There is a tendency to embody discontent not so much in legislative proposals as in grousing. … Therefore, it is the tendency of status politics to be expressed more in vindictiveness, in sour memories, in the search for scapegoats, than in realistic proposals for positive action.
A bitter culture war waged against our own friends, family members, and neighbors would have been a spectacularly poor response to the Great Depression, Hitler’s invasion of Europe, the September 11th attacks, or the War of 1812. But since human beings are wired for conflict and strife, it makes a perverse sort of sense for a certain kind of person to pick oversized fights about relatively trivial matters during peacetime and to hallucinate existential threats when none exist. When there really is an enormous real-world problem, those otherwise prone to paranoia can focus on that rather than on the bogeymen in their minds.

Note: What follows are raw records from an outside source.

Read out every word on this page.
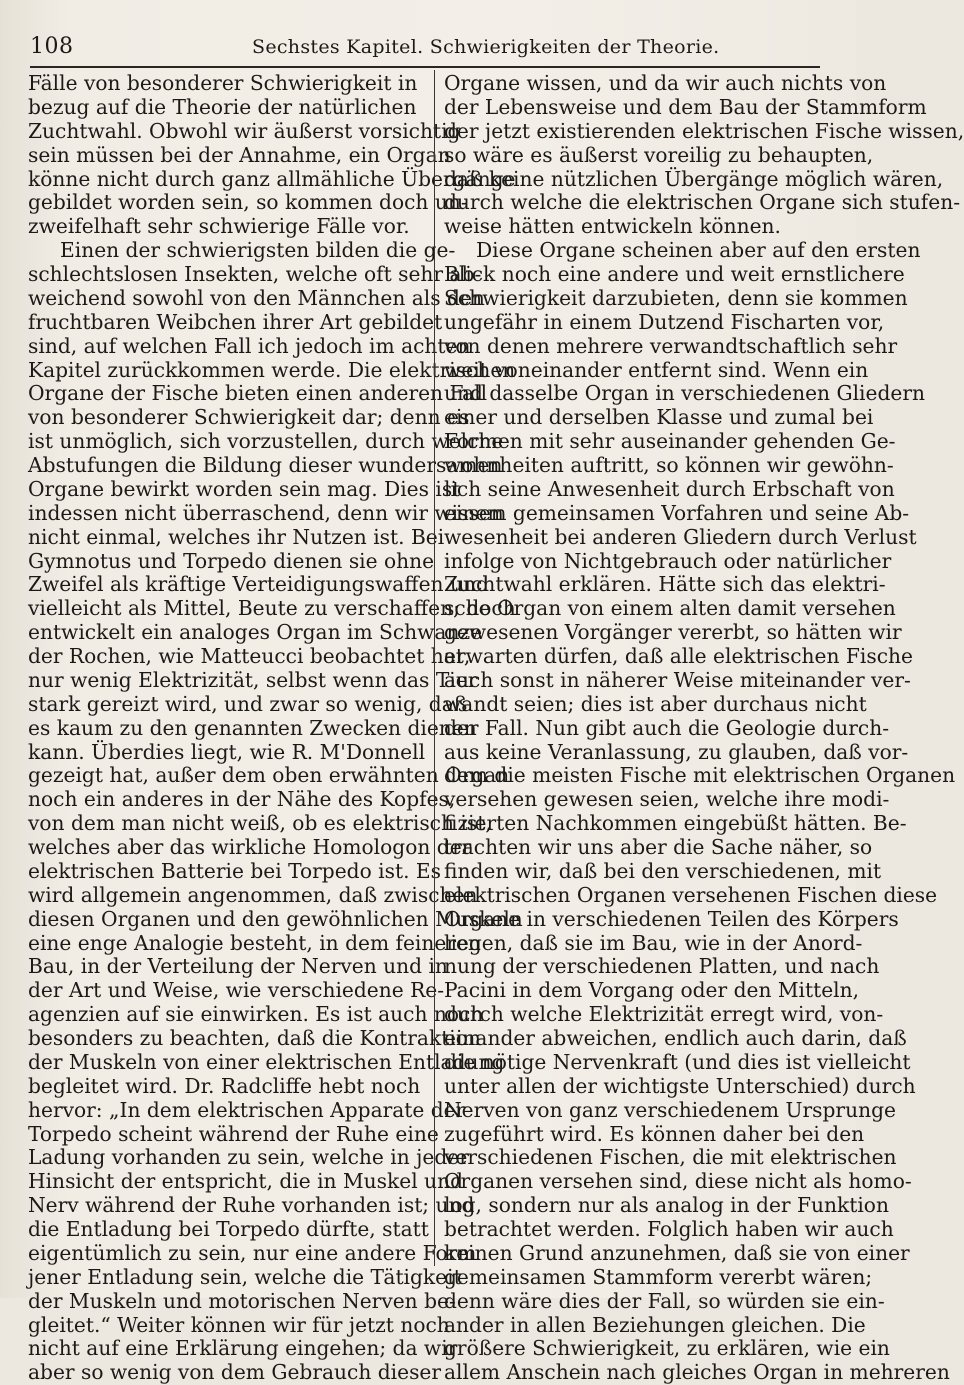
108	Sechstes Kapitel. Schwierigkeiten der Theorie.
Fälle von besonderer Schwierigkeit in
bezug auf die Theorie der natürlichen
Zuchtwahl. Obwohl wir äußerst vorsichtig
sein müssen bei der Annahme, ein Organ
könne nicht durch ganz allmähliche Übergänge
gebildet worden sein, so kommen doch un-
zweifelhaft sehr schwierige Fälle vor.
Einen der schwierigsten bilden die ge-
schlechtslosen Insekten, welche oft sehr ab-
weichend sowohl von den Männchen als den
fruchtbaren Weibchen ihrer Art gebildet
sind, auf welchen Fall ich jedoch im achten
Kapitel zurückkommen werde. Die elektrischen
Organe der Fische bieten einen anderen Fall
von besonderer Schwierigkeit dar; denn es
ist unmöglich, sich vorzustellen, durch welche
Abstufungen die Bildung dieser wundersamen
Organe bewirkt worden sein mag. Dies ist
indessen nicht überraschend, denn wir wissen
nicht einmal, welches ihr Nutzen ist. Bei
Gymnotus und Torpedo dienen sie ohne
Zweifel als kräftige Verteidigungswaffen und
vielleicht als Mittel, Beute zu verschaffen; doch
entwickelt ein analoges Organ im Schwanze
der Rochen, wie Matteucci beobachtet hat,
nur wenig Elektrizität, selbst wenn das Tier
stark gereizt wird, und zwar so wenig, daß
es kaum zu den genannten Zwecken dienen
kann. Überdies liegt, wie R. M'Donnell
gezeigt hat, außer dem oben erwähnten Organ
noch ein anderes in der Nähe des Kopfes,
von dem man nicht weiß, ob es elektrisch ist,
welches aber das wirkliche Homologon der
elektrischen Batterie bei Torpedo ist. Es
wird allgemein angenommen, daß zwischen
diesen Organen und den gewöhnlichen Muskeln
eine enge Analogie besteht, in dem feineren
Bau, in der Verteilung der Nerven und in
der Art und Weise, wie verschiedene Re-
agenzien auf sie einwirken. Es ist auch noch
besonders zu beachten, daß die Kontraktion
der Muskeln von einer elektrischen Entladung
begleitet wird. Dr. Radcliffe hebt noch
hervor: „In dem elektrischen Apparate der
Torpedo scheint während der Ruhe eine
Ladung vorhanden zu sein, welche in jeder
Hinsicht der entspricht, die in Muskel und
Nerv während der Ruhe vorhanden ist; und
die Entladung bei Torpedo dürfte, statt
eigentümlich zu sein, nur eine andere Form
jener Entladung sein, welche die Tätigkeit
der Muskeln und motorischen Nerven be-
gleitet.“ Weiter können wir für jetzt noch
nicht auf eine Erklärung eingehen; da wir
aber so wenig von dem Gebrauch dieser
Organe wissen, und da wir auch nichts von
der Lebensweise und dem Bau der Stammform
der jetzt existierenden elektrischen Fische wissen,
so wäre es äußerst voreilig zu behaupten,
daß keine nützlichen Übergänge möglich wären,
durch welche die elektrischen Organe sich stufen-
weise hätten entwickeln können.
Diese Organe scheinen aber auf den ersten
Blick noch eine andere und weit ernstlichere
Schwierigkeit darzubieten, denn sie kommen
ungefähr in einem Dutzend Fischarten vor,
von denen mehrere verwandtschaftlich sehr
weit voneinander entfernt sind. Wenn ein
und dasselbe Organ in verschiedenen Gliedern
einer und derselben Klasse und zumal bei
Formen mit sehr auseinander gehenden Ge-
wohnheiten auftritt, so können wir gewöhn-
lich seine Anwesenheit durch Erbschaft von
einem gemeinsamen Vorfahren und seine Ab-
wesenheit bei anderen Gliedern durch Verlust
infolge von Nichtgebrauch oder natürlicher
Zuchtwahl erklären. Hätte sich das elektri-
sche Organ von einem alten damit versehen
gewesenen Vorgänger vererbt, so hätten wir
erwarten dürfen, daß alle elektrischen Fische
auch sonst in näherer Weise miteinander ver-
wandt seien; dies ist aber durchaus nicht
der Fall. Nun gibt auch die Geologie durch-
aus keine Veranlassung, zu glauben, daß vor-
dem die meisten Fische mit elektrischen Organen
versehen gewesen seien, welche ihre modi-
fizierten Nachkommen eingebüßt hätten. Be-
trachten wir uns aber die Sache näher, so
finden wir, daß bei den verschiedenen, mit
elektrischen Organen versehenen Fischen diese
Organe in verschiedenen Teilen des Körpers
liegen, daß sie im Bau, wie in der Anord-
nung der verschiedenen Platten, und nach
Pacini in dem Vorgang oder den Mitteln,
durch welche Elektrizität erregt wird, von-
einander abweichen, endlich auch darin, daß
die nötige Nervenkraft (und dies ist vielleicht
unter allen der wichtigste Unterschied) durch
Nerven von ganz verschiedenem Ursprunge
zugeführt wird. Es können daher bei den
verschiedenen Fischen, die mit elektrischen
Organen versehen sind, diese nicht als homo-
log, sondern nur als analog in der Funktion
betrachtet werden. Folglich haben wir auch
keinen Grund anzunehmen, daß sie von einer
gemeinsamen Stammform vererbt wären;
denn wäre dies der Fall, so würden sie ein-
ander in allen Beziehungen gleichen. Die
größere Schwierigkeit, zu erklären, wie ein
allem Anschein nach gleiches Organ in mehreren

If Hofstadter was right, there is, in all likelihood, no solving this problem any more than we can solve winter aside from patiently waiting for spring. “While [the paranoid style] comes in waves of different intensity,” he wrote, “it appears to be all but ineradicable.” The good news about a problem that arrives in waves is that all waves break eventually. It’s mathematically impossible for any kind of wave, physical or metaphorical, to continue building forever. But since not even a pandemic that killed a million Americans and crashed the global economy was enough to change the American mood, God only knows when this preposterous era will finally expire.